Женька вернулась из школы – они уже сидели. И сначала ей показалось, что их ужасно много. Это уж потом она разобралась, что их было всего четверо, а сначала казалось – не меньше десяти. Они заполонили всю квартиру, заняли собой сразу коридор, кухню, комнату. Всюду открыли двери, суматошно кричали, плащи бросили прямо на кровать, кто-то уже жарил картошку, чистил ножи и вытирал пыль в передней. Среди всей этой шумной кутерьмы неподвижность матери выглядела особенно жутко. И Женька тогда еще с неприязнью подумала, зачем они пришли, такие нечуткие, громкие, и держат себя как дома, не считаясь ни с чем.

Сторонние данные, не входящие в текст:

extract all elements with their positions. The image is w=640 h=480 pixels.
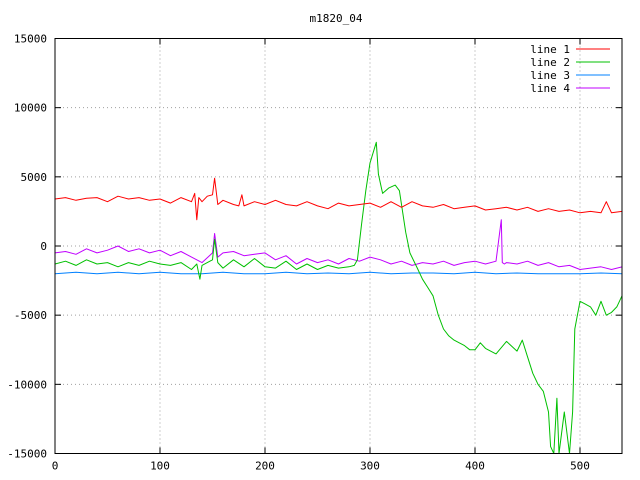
plot-frame	[54, 38, 623, 454]
grid-lines	[55, 38, 622, 454]
x-tick-label: 400	[465, 460, 485, 473]
y-tick-label: -10000	[7, 378, 47, 391]
y-tick-label: -5000	[14, 309, 47, 322]
data-series	[55, 141, 622, 454]
legend-label: line 3	[530, 69, 570, 82]
series-line-2	[55, 141, 622, 454]
x-tick-label: 300	[360, 460, 380, 473]
series-line-1	[55, 177, 622, 221]
x-tick-label: 500	[570, 460, 590, 473]
legend-label: line 2	[530, 56, 570, 69]
legend-label: line 4	[530, 82, 570, 95]
y-tick-label: -15000	[7, 448, 47, 461]
y-tick-label: 15000	[14, 33, 47, 46]
y-tick-label: 10000	[14, 102, 47, 115]
chart-title: m1820_04	[310, 12, 363, 25]
series-line-4	[55, 219, 622, 270]
legend-label: line 1	[530, 43, 570, 56]
y-tick-label: 5000	[21, 171, 48, 184]
x-tick-label: 0	[52, 460, 59, 473]
y-tick-label: 0	[40, 240, 47, 253]
x-tick-label: 200	[255, 460, 275, 473]
series-line-3	[55, 271, 622, 275]
x-tick-label: 100	[150, 460, 170, 473]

Но они вдруг сразу бросили все дела – где попало: наждак, веник, тряпки, ворвались в комнату, близко окружили мать, не обращая на Женьку внимания, и заревели в голос. Даже не заплакали, а именно – заревели. Громко, с придыханьем, с крупными слезами, откровенно некрасиво, шмыгая и сморкаясь, как никогда при чужих не плачут. Женька испугалась за мать. А Фаина Матвеевна, самая пожилая и толстая из них, настоящая бочка, вдруг надвинулась прямо на мать, облапила теплыми большими руками, сграбастала и, раскачивая мать вместе со стулом, будто баюкая, выдохнула басом:

– Вот паразитство! Вот паразитство – жизнь!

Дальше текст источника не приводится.